И снова они подождали, когда скроется с глаз ненужный свидетель, только потом пошли по тротуару взбегавшей в гору улочки.
— Опять пешком? — Длинный, видно, не любил больших прогулок.— Зачем тогда «колеса» брали?
Старик, попыхивая «Памиром», хмуро объяснил:
— Если не хотим сами себе выкопать могилу, мы должны быть очень осторожными, башлык! Ты думаешь, чарджоус-кая милиция спит? Я тебе должен объяснить, как они работают? Откуда ты знаешь, что собаки не бегут по нашим следам? Что...
Слово застряло у него в горле, потому что у Старика начался приступ кашля. А Длинному не хотелось возражать ему, хотя после сказанного Стариком он невольно обернулся и посмотрел туда, откуда они шли. «Зачем с ним спорить,— думал он,—нельзя обижать того, кто столько сделал мне добра... Столько, сколько я не видел от родного брата. Аллах не помог, а он выручил,..»
Длинный мысленно перенесся в прошлое.Судьба свела их вместе лет пятнадцать тому назад в исправительно-трудовой колонии. Когда Длинному оставались до освобождения считанные деньки, он не удержался, чтобы не позариться на добро одного из осужденных. В вспыхнувшей драке к затылку Длинного был приставлен нож. Еще секунда... Но случай спас ему жизнь. Откуда ни возьмись появился пожилой человек и палкой, на которую он опирался, отстранил нож. Это было воспринято как приказ. Длинного никто больше пальцем не тронул.

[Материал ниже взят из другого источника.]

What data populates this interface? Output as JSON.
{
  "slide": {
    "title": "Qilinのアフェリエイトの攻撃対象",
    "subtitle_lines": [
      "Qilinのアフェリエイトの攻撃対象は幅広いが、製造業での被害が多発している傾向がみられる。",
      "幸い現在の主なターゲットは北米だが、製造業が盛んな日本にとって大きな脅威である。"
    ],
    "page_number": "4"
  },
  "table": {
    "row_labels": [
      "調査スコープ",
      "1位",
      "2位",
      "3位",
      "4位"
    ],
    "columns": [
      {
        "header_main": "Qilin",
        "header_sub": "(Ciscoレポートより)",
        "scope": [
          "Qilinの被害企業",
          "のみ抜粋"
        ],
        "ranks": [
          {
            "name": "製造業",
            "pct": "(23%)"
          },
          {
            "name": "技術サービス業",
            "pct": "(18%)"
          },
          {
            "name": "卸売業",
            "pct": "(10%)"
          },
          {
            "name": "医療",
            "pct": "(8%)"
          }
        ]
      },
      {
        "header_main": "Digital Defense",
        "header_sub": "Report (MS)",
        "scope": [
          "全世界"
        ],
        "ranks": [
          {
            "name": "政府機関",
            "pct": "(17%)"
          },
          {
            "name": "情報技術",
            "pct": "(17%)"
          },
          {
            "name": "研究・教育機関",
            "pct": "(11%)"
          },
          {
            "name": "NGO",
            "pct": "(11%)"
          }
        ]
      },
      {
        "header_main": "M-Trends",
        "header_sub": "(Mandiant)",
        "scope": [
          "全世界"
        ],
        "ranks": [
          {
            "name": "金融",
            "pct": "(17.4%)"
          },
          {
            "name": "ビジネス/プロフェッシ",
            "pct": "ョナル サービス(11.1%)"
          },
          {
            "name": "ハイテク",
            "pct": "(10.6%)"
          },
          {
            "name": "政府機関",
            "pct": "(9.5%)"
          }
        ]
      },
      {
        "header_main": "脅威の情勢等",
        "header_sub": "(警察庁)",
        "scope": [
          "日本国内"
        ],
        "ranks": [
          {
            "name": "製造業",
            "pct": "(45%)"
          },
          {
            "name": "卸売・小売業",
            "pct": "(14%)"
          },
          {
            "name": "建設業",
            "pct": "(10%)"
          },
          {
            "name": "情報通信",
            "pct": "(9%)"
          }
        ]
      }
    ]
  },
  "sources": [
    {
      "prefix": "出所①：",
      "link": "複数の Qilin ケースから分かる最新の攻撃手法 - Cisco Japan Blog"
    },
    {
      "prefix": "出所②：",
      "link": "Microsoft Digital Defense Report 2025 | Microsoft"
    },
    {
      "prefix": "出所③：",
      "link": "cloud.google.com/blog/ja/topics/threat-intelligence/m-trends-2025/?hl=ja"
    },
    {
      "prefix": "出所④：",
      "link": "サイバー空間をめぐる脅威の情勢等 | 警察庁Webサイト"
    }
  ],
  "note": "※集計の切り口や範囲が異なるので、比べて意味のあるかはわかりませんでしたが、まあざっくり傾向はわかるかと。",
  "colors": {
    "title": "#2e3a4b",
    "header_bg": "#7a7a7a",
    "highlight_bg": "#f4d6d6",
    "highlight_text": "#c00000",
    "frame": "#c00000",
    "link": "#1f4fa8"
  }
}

Он тогда бросился к своему освободителю, не зная, чем его отблагодарить. Но его спаситель в благодарности не нуждался. Хотя его и донимал кашель, с гордой осанкой он вышел из барака. Это и был Старик.
Настал день освобождения, и они встретились еще раз. Их освободили в один и тот же день, поэтому они вместе прощались с начальником колонии в том помещении, откуда выходят за ворота без охраны, вместе дали обещание никогда сюда не возвращаться.
Вторая встреча связала их крепко-накрепко. Они оба поселились в Чарджоу: что называется, пустили здесь корни.
Они действительно сдержали слово и не вернулись в исправительно-трудовую колонию. Люди забыли об их темном прошлом. Их считали близкими друзьями и всюду приглашали вместе.
Длинный остался со Стариком, хотя тот ни разу ему не сказал: «Оставайся со мной», не приказывал, не просил... Старик был уверен, что даже если бы сроки их освобождения не совпали и Длинный вышел бы позднее, рано или поздно он нашел бы своего спасителя. Он хорошо знал психологию подобных людей и безошибочно угадал в Длинном того, кто из благодарности готов стать рабом своего благодетеля.
Дни, проведенные в колонии, они считали непростительно потерянными и, выйдя на волю, стремились жить так, чтобы каждый их день шел за два и чтобы сама жизнь платила им вдвойне — благами и удовольствиями. Они этого добились, причем научились ловко скрывать многие махинации и от милиции, и даже от близких людей...
Старик постучал в калитку двора, огороженного высокой стеной из естественного горного камня. Во дворе залаяла собака, ее лай становился все громче, и Длинному стало не по себе. Он сунул руку в карман, нащупал нож.
— Цыц! Здесь живет друг! — Старик схватил его за руку.— Когда надо будет показать твой красивый кинжал с белой рукояткой, скажу...
— Хорошо, подожду, башлык. — Длинный все же отступил на шаг.— Не люблю я собак... Загавкают — у меня душа переворачивается.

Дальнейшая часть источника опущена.